I am a highly organized person and take pride in my ability to process information and disseminate it in a clear and concise manner.  I am very interested in and very adept at various social media platforms and believe that utilizing this type of communication is vital to the success of CPRS.  I am committed to continuing the exploration and discussion of how CPRS can best use these various platforms to communicate with and engage the membership.

What is the greatest challenge our profession faces and how will you lead to address that challenge?
Demonstrating Parks and Recreation as an Essential Public Service has and continues to be one of the greatest challenges we face as Parks and Recreation professionals.  Our profession provides economic value, health and environmental benefits, and social importance for our communities.  CPRS has done a great job demonstrating this value with the VIP Action Plan and the Parks Make Life Better (PMLB) program.  However, when budget cuts are made, Parks and Recreation is usually one of the first departments affected.  Throughout my career I have consulted with agencies throughout California and have seen firsthand how these cuts affect department staff and the entire community.  I will continue to explore and promote methods in which the true value of parks and recreation can be documented and demonstrated through research, program data, community outreach, member engagement, legislation, and partnerships.

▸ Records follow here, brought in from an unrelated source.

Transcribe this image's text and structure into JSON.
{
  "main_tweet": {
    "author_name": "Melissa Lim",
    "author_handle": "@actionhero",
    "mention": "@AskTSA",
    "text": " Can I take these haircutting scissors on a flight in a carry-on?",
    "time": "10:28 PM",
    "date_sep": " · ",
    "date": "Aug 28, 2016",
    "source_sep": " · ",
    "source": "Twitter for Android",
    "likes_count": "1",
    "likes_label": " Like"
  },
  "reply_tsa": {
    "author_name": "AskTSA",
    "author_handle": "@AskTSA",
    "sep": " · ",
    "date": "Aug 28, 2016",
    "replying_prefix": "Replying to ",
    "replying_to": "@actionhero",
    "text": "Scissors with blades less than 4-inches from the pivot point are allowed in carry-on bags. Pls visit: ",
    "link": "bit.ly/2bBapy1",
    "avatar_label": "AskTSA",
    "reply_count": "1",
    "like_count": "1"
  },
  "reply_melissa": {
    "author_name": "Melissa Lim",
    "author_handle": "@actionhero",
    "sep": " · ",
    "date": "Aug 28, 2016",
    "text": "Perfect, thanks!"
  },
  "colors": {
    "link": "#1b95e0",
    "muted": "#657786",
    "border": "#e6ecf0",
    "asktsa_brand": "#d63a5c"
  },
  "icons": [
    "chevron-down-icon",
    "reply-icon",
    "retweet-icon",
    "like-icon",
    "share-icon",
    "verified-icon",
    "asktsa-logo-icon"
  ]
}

Developing stronger partnerships with Districts, Sections and industry partners is a proven way to strengthen the profession and provide greater influence in local agencies and statewide legislation.  In 2018 I worked with many industry partners to contribute funds to promote the passage of Proposition 68 (Parks and Water Bond Act) and give CPRS a “bigger voice at the table”.  The voters saw the value and Prop 68 has already provided $255 billion dollars to agencies throughout California and will grant an additional $395 billion in 2021.  This has been a win for both agencies and industry partners. As Vice-President, President-Elect, and President of CPRS I will continue to explore and champion ways to strengthen CPRS and the Parks and Recreation profession as a whole and demonstrate that we are an Essential Public Service.